Stephen tWitch Boss Suicide
I don’t know why this has stayed on my mind. I think it’s the fear of how many other black men are suffering in silence. Black men have been held to this inhumane standard, where they shouldn’t feel pain or emotion. It is this standard that causes them not to reach out for help.
From small children, when a little girl falls and hurts herself she is hugged and mom or dad kisses the hurt away. When a little boy falls and hurts himself, he’s told “chin up, chest out…don’t cry like a girl, man up….” And those little boys grow into men that carry those same instructions. Those men get into relationships and can’t open up, can’t have emotional conversations…they don’t even know how too.
Then, those same men are viewed in society as a threat based on the color of their skin. So on top of the emotional trauma they are holding in from childhood, they have to operate defensively (but not show that) in a society that can destroy them for no reason.
We have to normalize men having emotions and feeling pain. We have to normalize men being human beings.
One book that discusses men’s emotional health in the Black community is “The Emotional Life of the Black Man” by Mark Anthony Neal. In this book, Neal explores the ways in which Black men navigate and express their emotions in a society that often dismisses or devalues their experiences.
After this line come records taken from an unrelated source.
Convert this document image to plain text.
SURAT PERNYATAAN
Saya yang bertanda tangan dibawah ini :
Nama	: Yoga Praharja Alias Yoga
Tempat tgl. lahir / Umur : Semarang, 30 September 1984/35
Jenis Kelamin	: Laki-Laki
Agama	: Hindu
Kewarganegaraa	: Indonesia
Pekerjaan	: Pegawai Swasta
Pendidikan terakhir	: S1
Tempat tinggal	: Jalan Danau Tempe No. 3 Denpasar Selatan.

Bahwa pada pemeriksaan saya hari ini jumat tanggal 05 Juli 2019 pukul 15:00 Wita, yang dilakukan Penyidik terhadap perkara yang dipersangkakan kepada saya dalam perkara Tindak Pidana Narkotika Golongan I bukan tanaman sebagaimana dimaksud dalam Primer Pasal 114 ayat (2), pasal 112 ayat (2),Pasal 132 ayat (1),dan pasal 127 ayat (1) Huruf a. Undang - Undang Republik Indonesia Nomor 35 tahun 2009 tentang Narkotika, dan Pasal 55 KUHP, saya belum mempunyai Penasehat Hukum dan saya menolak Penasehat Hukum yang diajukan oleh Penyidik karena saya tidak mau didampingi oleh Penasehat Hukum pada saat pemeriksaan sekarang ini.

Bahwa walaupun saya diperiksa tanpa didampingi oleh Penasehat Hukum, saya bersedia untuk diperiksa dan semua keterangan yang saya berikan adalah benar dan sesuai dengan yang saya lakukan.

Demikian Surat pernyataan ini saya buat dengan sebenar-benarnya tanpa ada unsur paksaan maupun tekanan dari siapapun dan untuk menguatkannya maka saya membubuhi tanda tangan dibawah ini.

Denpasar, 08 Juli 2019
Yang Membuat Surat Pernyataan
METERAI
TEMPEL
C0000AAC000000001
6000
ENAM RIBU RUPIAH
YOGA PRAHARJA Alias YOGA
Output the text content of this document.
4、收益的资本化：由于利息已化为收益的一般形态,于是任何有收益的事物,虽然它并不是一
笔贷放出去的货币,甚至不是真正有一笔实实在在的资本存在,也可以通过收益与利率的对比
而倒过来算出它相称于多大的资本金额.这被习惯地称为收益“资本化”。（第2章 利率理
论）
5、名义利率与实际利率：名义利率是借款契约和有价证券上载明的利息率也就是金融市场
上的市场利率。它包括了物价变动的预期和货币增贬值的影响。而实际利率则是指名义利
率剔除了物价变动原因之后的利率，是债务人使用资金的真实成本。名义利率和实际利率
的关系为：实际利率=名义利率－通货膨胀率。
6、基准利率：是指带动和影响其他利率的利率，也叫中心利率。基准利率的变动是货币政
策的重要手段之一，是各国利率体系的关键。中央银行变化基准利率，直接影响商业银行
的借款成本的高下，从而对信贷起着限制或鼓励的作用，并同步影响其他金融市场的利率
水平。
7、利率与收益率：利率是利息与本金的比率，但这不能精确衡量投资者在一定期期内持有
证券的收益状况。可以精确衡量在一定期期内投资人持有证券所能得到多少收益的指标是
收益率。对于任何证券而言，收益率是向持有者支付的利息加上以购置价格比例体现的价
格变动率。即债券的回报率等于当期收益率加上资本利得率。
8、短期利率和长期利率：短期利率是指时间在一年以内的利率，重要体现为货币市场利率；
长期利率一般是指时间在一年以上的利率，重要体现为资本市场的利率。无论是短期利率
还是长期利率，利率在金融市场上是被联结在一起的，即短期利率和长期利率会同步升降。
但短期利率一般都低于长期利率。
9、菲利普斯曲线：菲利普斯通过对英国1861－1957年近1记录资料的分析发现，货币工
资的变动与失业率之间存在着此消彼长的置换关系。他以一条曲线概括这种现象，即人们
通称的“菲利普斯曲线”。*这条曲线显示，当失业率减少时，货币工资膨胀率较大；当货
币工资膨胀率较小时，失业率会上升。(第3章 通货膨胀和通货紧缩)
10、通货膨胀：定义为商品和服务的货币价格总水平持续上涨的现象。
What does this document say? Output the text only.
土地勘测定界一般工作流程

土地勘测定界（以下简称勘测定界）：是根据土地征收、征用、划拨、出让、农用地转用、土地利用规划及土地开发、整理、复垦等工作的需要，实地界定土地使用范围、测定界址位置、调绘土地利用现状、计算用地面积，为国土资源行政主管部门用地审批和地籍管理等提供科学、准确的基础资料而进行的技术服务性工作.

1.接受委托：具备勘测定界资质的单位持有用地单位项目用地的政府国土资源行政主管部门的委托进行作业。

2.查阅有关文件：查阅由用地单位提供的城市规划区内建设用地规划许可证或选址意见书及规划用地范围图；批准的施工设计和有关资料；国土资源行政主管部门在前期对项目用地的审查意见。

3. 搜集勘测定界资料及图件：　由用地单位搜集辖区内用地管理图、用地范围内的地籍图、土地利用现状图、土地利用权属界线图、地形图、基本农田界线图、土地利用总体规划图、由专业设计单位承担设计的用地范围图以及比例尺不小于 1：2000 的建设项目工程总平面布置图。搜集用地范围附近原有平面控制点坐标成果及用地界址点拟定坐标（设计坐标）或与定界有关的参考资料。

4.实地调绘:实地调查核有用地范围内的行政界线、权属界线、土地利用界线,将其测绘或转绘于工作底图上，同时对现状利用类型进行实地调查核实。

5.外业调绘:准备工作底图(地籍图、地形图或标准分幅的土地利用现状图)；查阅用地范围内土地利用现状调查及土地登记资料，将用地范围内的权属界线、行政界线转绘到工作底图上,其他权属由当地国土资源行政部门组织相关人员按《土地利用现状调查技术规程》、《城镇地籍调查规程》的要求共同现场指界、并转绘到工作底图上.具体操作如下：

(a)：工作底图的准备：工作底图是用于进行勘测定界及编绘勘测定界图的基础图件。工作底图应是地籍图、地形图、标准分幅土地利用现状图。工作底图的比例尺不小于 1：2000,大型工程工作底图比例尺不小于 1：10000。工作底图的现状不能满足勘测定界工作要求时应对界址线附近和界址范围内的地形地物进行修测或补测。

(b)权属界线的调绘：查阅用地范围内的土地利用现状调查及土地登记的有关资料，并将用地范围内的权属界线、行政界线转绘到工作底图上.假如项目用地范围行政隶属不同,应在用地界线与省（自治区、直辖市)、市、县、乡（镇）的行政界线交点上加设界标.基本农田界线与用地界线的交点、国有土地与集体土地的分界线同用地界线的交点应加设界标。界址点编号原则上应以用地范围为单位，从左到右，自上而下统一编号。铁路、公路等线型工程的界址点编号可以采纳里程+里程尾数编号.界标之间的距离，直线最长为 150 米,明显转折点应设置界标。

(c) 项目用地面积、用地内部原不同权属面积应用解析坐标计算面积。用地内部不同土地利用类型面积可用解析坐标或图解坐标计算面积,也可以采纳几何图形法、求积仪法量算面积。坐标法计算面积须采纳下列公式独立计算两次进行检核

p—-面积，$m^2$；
Neal discusses the cultural and historical factors that have shaped the emotional lives of Black men, and he offers insights into how Black men can cultivate a healthy emotional life. He also tackles sensitive topics such as mental health, masculinity, and the intersection of race and emotion.
Overall, “The Emotional Life of the Black Man” is a thought-provoking and important read for anyone interested in understanding the emotional lives of Black men and the role that culture and society play in shaping their experiences.
If there is a black man in your life (father, brother, son, coworker, friend,….) check on him. Just ask him if he’s ok, and let him know you are a safe space for him emotionally.